Exposed: Laid Bare (Laid Bare #1)(17)



With his throbbing cock pressing at my entrance, he asked, “Do you do this to me?”

“You tell me,” I said.

With that, he thrust into me—encompassing me, owning me. I thought things would become rough and harsh, as they had the night before, but Lucien stilled and peered down at me. In a pained voice, he admitted, “You are my weakness, Dahlia.”

His eyes were normal tonight, no otherworldliness. I stared up into the rich brown pools, searching for more. I wanted to find meaning behind his words, more insight into this man…if he even was just a man. I also longed to ask how I could be his weakness, when it seemed the exact opposite was true.

But there was no chance to discern or ask anything. Lucien buried his face in the crux of my neck, and then got down to the business of f*cking me senseless.

Time ceased to exist. The pleasure I experienced with him was again unparalleled. My entire body—no, my entire being—became one with Lucien. There was no more him and me, there was only us.

Afterward, I slept encircled in his strong arms. But unfortunately, when I awoke, he was gone from my bed.

“Lucien,” I called out.

Silence.

I sat up and pulled the sheet we’d left wrinkled and damp around my bare body. It was then I noticed all my bruises and marks from our earlier encounters were gone.

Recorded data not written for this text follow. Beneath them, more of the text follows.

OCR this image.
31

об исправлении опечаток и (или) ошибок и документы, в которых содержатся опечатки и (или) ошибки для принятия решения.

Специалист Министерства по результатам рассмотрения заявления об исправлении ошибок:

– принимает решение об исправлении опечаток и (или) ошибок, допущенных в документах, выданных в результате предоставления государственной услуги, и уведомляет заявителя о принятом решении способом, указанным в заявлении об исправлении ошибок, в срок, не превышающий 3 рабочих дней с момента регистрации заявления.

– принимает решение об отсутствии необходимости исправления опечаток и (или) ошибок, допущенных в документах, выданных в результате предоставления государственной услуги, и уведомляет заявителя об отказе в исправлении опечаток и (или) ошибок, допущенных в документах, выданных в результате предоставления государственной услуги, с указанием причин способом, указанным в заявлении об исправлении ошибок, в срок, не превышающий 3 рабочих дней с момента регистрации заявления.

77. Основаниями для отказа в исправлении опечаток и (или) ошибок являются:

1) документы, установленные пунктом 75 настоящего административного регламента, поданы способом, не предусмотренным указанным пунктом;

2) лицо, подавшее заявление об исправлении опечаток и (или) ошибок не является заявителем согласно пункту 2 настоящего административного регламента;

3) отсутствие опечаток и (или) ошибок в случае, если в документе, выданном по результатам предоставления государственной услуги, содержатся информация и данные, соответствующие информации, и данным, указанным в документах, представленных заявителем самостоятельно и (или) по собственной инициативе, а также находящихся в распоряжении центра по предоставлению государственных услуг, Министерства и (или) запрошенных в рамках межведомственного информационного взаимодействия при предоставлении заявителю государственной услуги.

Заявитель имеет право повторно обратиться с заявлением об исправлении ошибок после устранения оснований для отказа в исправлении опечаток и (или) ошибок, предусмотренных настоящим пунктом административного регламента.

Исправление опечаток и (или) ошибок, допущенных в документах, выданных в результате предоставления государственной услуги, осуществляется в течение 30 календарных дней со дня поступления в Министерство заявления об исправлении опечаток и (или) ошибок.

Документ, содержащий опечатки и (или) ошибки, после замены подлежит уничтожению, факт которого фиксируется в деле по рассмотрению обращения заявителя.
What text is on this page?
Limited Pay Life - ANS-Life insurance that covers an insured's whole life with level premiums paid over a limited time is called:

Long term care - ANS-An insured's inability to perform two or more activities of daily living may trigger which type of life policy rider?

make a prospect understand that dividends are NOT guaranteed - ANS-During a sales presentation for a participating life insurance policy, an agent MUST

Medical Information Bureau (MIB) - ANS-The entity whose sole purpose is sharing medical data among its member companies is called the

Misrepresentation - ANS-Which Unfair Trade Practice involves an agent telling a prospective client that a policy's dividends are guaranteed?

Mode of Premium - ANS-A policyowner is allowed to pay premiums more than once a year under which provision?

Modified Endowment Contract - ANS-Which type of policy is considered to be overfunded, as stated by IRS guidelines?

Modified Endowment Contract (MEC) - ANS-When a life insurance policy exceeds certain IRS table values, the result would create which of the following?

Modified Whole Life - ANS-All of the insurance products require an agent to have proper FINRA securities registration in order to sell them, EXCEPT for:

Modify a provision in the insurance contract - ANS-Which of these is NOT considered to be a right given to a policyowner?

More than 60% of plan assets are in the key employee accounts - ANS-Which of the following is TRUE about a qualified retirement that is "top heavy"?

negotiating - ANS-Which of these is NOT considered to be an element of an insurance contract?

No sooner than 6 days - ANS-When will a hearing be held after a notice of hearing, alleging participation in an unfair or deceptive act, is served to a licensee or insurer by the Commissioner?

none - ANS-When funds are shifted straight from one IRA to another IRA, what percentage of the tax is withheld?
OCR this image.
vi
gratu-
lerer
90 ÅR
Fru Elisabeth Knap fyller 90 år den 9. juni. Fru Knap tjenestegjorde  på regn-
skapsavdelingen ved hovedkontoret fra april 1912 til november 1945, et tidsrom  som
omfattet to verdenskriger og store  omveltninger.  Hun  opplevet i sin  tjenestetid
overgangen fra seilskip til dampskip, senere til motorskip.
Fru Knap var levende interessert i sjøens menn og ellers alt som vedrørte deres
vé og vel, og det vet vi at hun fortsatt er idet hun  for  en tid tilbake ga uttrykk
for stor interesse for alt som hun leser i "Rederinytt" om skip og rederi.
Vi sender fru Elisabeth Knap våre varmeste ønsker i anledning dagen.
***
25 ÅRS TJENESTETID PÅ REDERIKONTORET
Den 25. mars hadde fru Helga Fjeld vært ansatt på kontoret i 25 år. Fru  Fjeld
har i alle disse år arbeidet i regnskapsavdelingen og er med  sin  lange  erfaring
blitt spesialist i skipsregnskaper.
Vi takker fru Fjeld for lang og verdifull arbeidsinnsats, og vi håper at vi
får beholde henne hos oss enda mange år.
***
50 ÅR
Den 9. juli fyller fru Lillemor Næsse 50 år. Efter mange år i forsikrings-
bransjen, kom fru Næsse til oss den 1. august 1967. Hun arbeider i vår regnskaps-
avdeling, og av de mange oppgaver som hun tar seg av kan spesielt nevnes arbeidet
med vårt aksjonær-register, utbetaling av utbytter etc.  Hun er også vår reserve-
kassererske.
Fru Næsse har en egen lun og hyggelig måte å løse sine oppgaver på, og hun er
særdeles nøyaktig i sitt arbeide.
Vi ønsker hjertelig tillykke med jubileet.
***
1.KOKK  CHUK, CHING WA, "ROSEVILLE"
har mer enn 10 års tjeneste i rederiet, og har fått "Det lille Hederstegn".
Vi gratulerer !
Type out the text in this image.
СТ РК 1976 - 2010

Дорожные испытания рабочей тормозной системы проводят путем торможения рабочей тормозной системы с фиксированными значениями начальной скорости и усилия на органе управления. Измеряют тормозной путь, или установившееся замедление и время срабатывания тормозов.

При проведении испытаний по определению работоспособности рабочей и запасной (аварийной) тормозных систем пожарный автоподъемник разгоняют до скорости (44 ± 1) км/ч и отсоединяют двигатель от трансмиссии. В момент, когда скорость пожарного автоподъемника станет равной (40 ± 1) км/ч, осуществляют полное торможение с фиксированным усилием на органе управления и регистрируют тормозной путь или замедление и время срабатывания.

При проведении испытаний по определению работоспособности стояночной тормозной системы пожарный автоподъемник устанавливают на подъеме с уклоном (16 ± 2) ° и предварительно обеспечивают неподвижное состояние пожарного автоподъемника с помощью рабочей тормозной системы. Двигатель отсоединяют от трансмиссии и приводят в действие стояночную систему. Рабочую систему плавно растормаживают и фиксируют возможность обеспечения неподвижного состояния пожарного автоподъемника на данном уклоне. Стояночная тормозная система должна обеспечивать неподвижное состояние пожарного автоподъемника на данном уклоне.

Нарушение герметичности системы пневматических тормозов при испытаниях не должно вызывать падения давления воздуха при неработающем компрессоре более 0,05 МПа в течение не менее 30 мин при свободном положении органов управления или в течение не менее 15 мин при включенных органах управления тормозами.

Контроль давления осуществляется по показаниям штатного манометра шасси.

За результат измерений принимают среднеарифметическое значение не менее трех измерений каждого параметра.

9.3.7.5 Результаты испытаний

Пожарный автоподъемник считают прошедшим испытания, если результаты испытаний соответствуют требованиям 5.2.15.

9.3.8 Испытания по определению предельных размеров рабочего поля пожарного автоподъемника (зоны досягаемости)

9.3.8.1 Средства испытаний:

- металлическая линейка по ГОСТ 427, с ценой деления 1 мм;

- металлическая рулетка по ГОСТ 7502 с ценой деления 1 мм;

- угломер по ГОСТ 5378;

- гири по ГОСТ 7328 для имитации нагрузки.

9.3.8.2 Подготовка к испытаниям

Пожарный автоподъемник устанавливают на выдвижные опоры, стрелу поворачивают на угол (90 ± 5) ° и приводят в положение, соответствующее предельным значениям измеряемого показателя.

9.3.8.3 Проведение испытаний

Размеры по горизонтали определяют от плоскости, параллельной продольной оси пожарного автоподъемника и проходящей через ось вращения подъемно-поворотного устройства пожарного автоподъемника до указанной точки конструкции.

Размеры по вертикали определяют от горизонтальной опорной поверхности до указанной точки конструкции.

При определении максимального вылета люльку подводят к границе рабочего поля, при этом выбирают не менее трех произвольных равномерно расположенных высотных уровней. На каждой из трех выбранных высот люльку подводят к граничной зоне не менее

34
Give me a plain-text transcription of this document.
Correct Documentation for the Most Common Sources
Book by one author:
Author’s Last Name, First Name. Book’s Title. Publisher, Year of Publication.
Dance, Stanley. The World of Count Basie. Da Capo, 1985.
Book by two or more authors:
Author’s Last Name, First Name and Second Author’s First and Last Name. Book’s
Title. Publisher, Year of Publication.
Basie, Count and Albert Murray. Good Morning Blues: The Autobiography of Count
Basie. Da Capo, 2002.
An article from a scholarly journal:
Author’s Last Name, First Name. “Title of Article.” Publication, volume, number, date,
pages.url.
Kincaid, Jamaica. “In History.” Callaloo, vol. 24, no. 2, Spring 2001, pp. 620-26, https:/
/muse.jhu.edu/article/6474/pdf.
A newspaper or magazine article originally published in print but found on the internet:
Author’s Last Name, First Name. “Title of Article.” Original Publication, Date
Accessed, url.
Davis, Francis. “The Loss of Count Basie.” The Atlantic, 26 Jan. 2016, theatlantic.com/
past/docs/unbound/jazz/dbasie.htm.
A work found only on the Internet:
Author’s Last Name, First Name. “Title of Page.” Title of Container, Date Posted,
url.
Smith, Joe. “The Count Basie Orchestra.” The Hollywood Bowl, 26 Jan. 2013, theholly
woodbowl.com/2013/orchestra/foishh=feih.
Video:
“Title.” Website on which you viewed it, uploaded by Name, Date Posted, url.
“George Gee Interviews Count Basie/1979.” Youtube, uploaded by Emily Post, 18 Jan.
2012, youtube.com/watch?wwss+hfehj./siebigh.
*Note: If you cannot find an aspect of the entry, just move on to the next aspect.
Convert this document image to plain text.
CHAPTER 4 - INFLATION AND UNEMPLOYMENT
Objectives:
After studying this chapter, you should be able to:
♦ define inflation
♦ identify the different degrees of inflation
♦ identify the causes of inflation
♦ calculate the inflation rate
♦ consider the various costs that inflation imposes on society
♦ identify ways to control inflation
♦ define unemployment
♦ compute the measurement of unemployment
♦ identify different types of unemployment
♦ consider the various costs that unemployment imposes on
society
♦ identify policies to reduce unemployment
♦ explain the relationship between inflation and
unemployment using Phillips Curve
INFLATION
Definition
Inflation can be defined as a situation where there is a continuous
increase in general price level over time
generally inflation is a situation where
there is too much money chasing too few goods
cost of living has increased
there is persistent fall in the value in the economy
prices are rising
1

“That’s impossible,” I murmured.

But no, the truth was before me. I was healed.

Lucien had healed me. Now, I really needed to see him.

I knotted the sheet at my chest to keep it in place and stood. I hurried to the living room, but no one was there.

Lucien Chambers was gone. I felt it in my heart.

Collapsing onto the sofa, I let out a long breath. “No,” I cried out. “He can’t be gone.”

I shifted my weight and felt something slide beneath me. Lifting my ass, I glanced down to see what was there.

Aah, all the photographs I’d printed.

Quickly, I moved aside and gathered the images. All the shots of Lucien appeared to be in order.

But wait… All were accounted for, except for one.

“No, no, no,” I cried as I dropped the photos back onto the sofa and raced over to the computer.

It seemed to take forever to boot up. “Come on, come on,” I urged the machine.

At last, when everything was up and running I accessed my folders. The folder marked Private—the one with all the sexy shots of me—was still there, as was the folder with the normal pics of Lucien. I opened that folder, and like with all the printed pictures, the pictures I’d taken of him were in order.

Except for one…one picture had been deleted.

“You erased it,” I whispered. “And you took the one printed photo that could have exposed you for who you really are. You took the one picture that would show the world you’re more than just a man.”

In my head I heard Lucien laughing. Laughing, as he admitted, “Yes, Dahlia, I took the photo. I took what you should never have captured.”

And in that instant, all went silent.

There was no more Lucien in my head, and my body no longer felt in that constant state of arousal.

I felt only two things now—tired and spent.

I would never again see Lucien. Sure, I might run into him somewhere someday, but our time together as I knew it, however short, was over.

Bereft in a profound way, I crumpled to the ground.

I would complete my assignment, I vowed. I’d turn in the shots of Lucien. They were good photographs, capturing a confident and successful business man, but I no longer cared about the accolades I’d receive.

I felt too lost to care about anything.

How could I ever forget what I knew about Lucien Chambers? I had seen more, been touched by more. I was different now because of the things he’d exposed to me. I knew in my soul I was still connected to Lucien in some visceral way. He may have tried to break our connection, but it was still there. Faintly, yes, but not completely severed.

So where was I supposed to go from here?





Days passed, weeks passed, months passed. My photos of Lucien ran in the magazine. I received several accolades, as I’d expected. I even won a small award.

But it all meant nothing.

I got up every day. I ate, I showered, I worked, and I slept. On the weekends, I spent time with Veronica, watching movies or ordering in food. I never went out socially. I had no desire to date or meet men.

How could any man ever compare to what I had experienced?

Veronica tried to cheer me up, but it was of no use. I was empty, incomplete. Something was missing. And I knew what that something was—Lucien.

It was ridiculous of me to hold onto him like this. He’d moved on. There were photos of him out with models—dating, living his life. Never a clear shot of him, he didn’t allow that, but the paparazzi had caught him out a time or two.

On a wintry March morning, with a thick carpet of snow still on the ground, I bundled up in a heavy sweater, high boots, and a bulky coat, and drove north of the city.

“This is crazy,” I told myself as I pulled into a lot in a public park, a public park not far from Lucien’s estate. The park was empty, save for a flock of Canada geese out on the ice-covered lake.

“I need to do this,” I whispered, glancing up at my reflection in the rearview mirror.

I looked tired, with dark circles under my eyes. The past two months had been rough. No Lucien, no hits of whatever it was he gave to me.